People are curious, and they think in terms of questions; this is what made the invention of the web browser and the Google search bar so revolutionary in the democratization of the Internet. Internet users could search for the web pages and information that interested them, rather than coming to the Web with expert knowledge of its contents. Data analytics needs a similar search-focused tool to power true democratization.
Ask MI is a new, AI-powered search-based market intelligence solution that delivers consumer and market insights into the hands of everyone in the business.

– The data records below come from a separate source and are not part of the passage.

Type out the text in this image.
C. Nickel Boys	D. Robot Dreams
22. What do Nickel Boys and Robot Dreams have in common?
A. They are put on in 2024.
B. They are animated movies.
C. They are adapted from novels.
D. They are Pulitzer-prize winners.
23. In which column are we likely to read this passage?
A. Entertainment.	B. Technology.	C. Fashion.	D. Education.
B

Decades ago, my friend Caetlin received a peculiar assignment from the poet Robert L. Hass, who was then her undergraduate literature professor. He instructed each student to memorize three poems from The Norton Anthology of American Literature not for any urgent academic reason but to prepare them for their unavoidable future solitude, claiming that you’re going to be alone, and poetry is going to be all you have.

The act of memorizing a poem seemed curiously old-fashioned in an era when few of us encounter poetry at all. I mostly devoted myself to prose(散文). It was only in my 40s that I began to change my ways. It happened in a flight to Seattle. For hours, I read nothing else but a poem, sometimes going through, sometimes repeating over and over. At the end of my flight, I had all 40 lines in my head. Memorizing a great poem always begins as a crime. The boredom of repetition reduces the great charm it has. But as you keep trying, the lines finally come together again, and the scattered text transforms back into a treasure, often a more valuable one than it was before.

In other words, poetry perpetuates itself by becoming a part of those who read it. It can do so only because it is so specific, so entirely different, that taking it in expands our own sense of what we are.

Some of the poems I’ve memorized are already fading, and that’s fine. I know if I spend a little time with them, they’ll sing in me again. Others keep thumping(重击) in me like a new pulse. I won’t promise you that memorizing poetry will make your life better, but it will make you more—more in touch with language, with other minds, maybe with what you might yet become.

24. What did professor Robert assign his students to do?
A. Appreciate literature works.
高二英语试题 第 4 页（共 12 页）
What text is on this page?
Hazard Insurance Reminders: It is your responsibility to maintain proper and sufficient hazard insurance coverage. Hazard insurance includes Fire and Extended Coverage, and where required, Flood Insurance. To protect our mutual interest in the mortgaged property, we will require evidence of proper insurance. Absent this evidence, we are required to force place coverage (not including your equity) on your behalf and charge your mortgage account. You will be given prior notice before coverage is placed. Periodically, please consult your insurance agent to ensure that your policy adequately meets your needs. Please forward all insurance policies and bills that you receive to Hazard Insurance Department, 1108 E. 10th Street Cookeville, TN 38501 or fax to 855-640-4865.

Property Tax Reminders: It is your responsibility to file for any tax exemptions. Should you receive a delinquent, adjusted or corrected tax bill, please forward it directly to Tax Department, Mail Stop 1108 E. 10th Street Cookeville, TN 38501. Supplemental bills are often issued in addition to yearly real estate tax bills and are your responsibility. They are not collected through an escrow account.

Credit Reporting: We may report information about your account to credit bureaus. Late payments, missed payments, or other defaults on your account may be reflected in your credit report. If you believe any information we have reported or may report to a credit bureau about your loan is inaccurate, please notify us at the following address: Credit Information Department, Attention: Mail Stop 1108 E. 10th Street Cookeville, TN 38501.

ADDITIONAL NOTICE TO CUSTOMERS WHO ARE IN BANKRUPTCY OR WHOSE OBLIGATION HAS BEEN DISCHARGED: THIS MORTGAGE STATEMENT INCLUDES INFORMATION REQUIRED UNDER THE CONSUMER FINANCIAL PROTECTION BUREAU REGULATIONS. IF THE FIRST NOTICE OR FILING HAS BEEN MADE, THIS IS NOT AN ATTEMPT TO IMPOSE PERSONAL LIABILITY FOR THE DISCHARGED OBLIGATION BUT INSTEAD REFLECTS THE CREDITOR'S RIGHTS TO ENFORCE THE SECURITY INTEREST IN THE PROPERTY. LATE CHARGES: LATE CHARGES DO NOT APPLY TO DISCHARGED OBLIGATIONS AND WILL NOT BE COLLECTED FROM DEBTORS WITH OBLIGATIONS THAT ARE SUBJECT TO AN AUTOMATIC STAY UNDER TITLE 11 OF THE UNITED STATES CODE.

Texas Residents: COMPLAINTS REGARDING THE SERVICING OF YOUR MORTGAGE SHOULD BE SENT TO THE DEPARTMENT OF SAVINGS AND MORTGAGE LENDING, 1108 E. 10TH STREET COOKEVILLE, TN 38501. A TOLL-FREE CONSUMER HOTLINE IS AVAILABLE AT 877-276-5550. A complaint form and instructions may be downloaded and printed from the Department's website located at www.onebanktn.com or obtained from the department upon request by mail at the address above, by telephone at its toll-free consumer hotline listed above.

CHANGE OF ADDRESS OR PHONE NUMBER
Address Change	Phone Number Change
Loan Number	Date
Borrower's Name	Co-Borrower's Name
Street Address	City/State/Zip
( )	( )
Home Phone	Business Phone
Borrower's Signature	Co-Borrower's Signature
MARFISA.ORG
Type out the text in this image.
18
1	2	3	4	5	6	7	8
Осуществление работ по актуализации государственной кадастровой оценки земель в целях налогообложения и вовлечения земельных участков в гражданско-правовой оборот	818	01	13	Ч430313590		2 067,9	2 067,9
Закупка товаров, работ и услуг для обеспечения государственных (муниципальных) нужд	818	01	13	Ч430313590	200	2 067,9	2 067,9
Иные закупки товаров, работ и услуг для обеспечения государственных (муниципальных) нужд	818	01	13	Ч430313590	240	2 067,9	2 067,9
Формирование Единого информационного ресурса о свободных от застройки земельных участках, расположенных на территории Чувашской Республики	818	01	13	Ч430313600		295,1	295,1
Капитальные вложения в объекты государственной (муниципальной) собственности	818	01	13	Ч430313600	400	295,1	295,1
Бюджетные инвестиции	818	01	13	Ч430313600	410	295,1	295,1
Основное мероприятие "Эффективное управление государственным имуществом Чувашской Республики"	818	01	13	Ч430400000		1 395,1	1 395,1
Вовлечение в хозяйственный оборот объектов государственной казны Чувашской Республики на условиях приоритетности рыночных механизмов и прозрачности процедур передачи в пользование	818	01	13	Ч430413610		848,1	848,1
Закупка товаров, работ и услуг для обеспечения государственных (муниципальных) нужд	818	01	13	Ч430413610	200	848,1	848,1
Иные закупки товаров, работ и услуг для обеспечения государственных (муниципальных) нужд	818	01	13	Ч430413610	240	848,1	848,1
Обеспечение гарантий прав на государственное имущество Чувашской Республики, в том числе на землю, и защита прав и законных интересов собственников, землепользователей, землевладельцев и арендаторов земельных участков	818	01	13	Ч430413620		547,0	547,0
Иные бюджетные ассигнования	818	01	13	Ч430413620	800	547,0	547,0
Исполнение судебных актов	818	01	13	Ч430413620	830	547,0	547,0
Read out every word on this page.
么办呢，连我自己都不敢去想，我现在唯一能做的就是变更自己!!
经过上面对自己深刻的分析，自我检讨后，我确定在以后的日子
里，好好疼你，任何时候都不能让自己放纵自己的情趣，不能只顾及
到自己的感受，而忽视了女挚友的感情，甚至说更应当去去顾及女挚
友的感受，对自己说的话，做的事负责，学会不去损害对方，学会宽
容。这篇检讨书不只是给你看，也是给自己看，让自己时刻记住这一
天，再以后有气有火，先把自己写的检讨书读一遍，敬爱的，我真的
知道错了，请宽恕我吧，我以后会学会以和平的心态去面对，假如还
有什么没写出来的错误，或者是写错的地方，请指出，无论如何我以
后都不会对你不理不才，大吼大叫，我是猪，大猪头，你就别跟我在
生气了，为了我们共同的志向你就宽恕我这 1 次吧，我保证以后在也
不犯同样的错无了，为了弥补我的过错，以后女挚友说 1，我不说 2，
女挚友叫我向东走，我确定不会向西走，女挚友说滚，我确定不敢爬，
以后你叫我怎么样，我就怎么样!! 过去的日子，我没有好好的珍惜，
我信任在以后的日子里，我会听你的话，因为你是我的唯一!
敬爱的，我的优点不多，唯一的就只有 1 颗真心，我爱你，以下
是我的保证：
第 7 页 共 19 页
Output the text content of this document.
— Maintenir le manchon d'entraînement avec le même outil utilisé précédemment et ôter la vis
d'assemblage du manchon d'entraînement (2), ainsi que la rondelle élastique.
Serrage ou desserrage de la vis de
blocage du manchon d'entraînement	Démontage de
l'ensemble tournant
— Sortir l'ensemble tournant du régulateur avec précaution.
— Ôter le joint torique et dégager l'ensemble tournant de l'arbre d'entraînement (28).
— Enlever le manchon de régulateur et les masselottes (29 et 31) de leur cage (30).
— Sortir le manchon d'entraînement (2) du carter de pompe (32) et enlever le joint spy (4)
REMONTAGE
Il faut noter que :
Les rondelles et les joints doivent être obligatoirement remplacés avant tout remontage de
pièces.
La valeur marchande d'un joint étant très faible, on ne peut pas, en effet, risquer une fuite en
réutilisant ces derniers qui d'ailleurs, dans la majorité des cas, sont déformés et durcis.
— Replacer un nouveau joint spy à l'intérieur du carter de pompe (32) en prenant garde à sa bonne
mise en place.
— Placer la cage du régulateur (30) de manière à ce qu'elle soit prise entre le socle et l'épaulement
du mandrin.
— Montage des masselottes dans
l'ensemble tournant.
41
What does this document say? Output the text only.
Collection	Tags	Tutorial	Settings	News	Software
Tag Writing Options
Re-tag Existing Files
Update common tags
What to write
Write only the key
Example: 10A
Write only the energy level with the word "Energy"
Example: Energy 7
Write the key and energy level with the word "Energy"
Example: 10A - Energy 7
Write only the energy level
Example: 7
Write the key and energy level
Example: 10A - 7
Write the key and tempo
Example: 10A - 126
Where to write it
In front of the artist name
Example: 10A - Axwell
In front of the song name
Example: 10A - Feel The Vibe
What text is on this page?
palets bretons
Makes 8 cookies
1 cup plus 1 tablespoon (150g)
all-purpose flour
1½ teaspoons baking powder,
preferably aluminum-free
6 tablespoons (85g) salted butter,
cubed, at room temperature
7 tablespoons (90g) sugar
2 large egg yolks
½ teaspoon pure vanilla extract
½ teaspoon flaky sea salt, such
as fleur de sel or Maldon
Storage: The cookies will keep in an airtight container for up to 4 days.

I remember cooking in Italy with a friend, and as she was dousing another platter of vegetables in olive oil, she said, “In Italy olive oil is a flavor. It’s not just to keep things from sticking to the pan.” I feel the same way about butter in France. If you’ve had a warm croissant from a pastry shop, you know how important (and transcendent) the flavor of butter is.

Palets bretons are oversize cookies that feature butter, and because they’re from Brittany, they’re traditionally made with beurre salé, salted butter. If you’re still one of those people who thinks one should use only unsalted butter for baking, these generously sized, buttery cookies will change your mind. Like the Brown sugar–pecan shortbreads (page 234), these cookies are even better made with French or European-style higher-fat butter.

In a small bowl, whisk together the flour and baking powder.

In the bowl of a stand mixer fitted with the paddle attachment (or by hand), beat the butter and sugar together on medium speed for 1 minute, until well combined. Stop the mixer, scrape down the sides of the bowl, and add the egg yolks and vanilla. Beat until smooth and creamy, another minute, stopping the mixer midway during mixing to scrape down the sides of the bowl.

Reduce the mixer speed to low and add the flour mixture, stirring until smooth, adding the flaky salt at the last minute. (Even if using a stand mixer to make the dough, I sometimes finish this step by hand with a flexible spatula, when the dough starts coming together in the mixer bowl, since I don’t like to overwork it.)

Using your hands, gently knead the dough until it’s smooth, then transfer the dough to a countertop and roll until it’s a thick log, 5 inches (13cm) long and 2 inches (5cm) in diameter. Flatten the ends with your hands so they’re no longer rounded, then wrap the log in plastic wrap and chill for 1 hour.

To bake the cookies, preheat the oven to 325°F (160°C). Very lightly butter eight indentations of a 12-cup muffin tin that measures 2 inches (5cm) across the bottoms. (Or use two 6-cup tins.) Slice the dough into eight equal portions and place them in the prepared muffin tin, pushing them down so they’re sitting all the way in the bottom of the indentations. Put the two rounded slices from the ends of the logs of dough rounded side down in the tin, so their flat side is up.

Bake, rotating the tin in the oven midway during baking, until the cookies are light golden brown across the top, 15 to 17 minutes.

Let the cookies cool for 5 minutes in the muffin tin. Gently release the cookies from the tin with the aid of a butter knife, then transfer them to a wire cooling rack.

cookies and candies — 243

Ask MI works differently than other typical data dashboards to provide true data storytelling. Rather than passively reviewing data dashboards, users ask questions using a familiar search bar (like “What are consumers saying about my brand?”) and receive data-backed answers in seconds. Category-specific visual dashboards are tailored to specific business users in marketing, brand management, and product innovation, with total visibility into where all data comes from in the first place. Ask MI combines the power of big data and AI with the simple usability of Google to deliver easy-to-understand insights all in one place.
The addition of Ask MI to Skai’s commerce intelligence engine makes it possible to truly democratize data-driven decision-making. The Skai platform is a strong, future-proof foundation of robust data that’s harmonized into taxonomies so that all data speaks the same language. With that foundation in place, data insights are made actionable when presented as data-driven stories about business needs in an easy-to-use format.
Now everyone can make better decisions based on a single source of reliable, up-to-the-minute information from thousands of external data sources.